5) Deutscher Trailer (1:58 min)
Der deutsche Trailer ist inhaltlich identisch, aber aufgrund geschnittener Firmenlogos kürzer.
6) BD-Live
Habe ich nicht getestet.
7) Trailershow
a) Rush (mit Daniel Brühl als Nikki Lauda)
b) Dead Man Down (mit Colin Farrell und Noomi Rapace)
c) Spring Breakers (vgl. meinen Bericht)
d) Arbitrage (vgl. meinen Bericht)
e) Nurse Jackie
f) Der Geschmack von Rost und Knochen (mit Marion "Inception" Cotillard)
Unterm Strich
Nach den politischen Enthüllungsthrillern "State of Play" und "The Ides of March" tritt nun Russell Crowe in der Hauptrolle Nr. 2 in "Broken City" auf. Er spielt einen Milchbubi wie Mark Wahlberg glatt an die Wand, versucht aber sein Möglichstes, es nicht so aussehen zu lassen. Gegenüber seiner Gattin ist Nick Hostetler zwar gewaltfrei, aber dabei ist seine psychische Grausamkeit und moralische Skrupellosigkeit umso deutlicher. Kurzum: Crowes Hostetler ist ein Hai im Karpfenteich.
Umso erstaunlicher daher, dass er am Schluss in Handschellen abgeführt wird. Wer hat dem mit allen Wassern gewaschenen Platzhirsch Paroli bieten können? Etwa der Milchbubi mit seiner katholischen Unschuldsmiene? Oder doch noch sein Wahlkampfgegner Jimmy Valliant? Oder doch der undurchsichtige Police Chief Commissioner Fairbanks? Das darf hier nicht verraten werden. Denn Suspense ist schließlich, gemäß Hitchcock, die beste Spannung.
Sicher, die Story ist eine lupenreine Hommage an den Film noir der vierziger Jahre, aber statt Vorhersehbarkeit aufgrund ihrer Standardzutaten bietet sie eine überraschende Wendung nach der anderen. Bis der Zuschauer am Schluss nicht mehr weiß, wem er eigentlich noch trauen kann. Dem Möchtegernhelden Billy Taggart jedenfalls nicht.

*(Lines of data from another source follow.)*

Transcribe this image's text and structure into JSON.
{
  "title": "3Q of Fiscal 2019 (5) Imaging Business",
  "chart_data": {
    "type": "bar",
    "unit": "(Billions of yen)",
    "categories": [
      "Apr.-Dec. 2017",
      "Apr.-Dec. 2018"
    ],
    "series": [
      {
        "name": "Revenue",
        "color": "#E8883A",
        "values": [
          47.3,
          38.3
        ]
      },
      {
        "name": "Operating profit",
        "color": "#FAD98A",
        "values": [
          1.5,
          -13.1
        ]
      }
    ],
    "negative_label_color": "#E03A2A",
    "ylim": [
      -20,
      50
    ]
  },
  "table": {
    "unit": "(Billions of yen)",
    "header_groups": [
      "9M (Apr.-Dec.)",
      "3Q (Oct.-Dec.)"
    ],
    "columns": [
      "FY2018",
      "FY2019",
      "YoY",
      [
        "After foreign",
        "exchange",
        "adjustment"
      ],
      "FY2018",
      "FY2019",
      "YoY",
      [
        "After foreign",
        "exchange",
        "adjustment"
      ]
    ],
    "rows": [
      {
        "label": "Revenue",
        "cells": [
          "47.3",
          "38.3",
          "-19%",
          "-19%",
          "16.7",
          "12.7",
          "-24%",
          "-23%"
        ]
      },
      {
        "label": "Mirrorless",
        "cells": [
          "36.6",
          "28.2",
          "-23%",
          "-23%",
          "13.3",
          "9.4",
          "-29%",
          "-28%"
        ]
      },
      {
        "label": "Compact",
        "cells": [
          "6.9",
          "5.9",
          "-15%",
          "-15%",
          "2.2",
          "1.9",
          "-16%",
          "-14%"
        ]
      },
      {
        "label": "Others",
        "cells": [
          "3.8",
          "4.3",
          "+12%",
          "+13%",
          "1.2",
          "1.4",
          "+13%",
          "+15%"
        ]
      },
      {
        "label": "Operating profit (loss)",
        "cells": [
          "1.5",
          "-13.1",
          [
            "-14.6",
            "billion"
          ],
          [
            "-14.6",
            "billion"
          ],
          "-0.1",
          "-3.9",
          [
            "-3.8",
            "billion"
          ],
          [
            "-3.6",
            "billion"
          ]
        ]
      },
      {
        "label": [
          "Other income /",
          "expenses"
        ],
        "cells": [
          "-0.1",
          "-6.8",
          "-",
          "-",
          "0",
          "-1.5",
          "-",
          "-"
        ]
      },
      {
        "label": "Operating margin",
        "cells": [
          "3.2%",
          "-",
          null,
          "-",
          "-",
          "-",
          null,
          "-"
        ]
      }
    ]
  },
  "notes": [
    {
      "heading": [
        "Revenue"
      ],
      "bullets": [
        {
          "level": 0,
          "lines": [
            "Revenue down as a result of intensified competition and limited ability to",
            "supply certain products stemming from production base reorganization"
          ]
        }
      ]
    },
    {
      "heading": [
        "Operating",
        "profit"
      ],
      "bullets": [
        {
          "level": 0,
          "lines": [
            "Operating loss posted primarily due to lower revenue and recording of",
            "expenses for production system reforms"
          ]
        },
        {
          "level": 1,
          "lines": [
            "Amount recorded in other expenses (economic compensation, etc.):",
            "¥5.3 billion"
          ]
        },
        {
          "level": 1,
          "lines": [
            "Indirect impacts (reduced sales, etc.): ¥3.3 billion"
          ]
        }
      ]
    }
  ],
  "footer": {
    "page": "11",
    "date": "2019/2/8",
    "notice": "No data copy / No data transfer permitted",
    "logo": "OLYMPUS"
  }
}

Das ist das einzige Manko: Der Film bietet keine Identifikationsrolle an, die der jugendlichen Autoritätsgläubigkeit einen lupenreinen Marvel-Helden anbietet. Hier tritt kein Captain America auf, der sich für wenigstens für seine Stadt opfert, sondern erwachsene Figuren, die an die Intelligenz des Zuschauers appellieren. Jugendliche werden also unweigerlich in ihrer Naivität enttäuscht, wohingegen man die anvisierten Erwachsenen mit der Lupe suchen muss: im Abendfernsehen nach 22 Uhr.
Die Blu-ray
Die gute Qualität von Sound und Bild wird von Bonusmaterial ergänzt, das immerhin rund 45 Minuten lang ist. An der Ausstattung der Disc ist also nichts auszusetzen.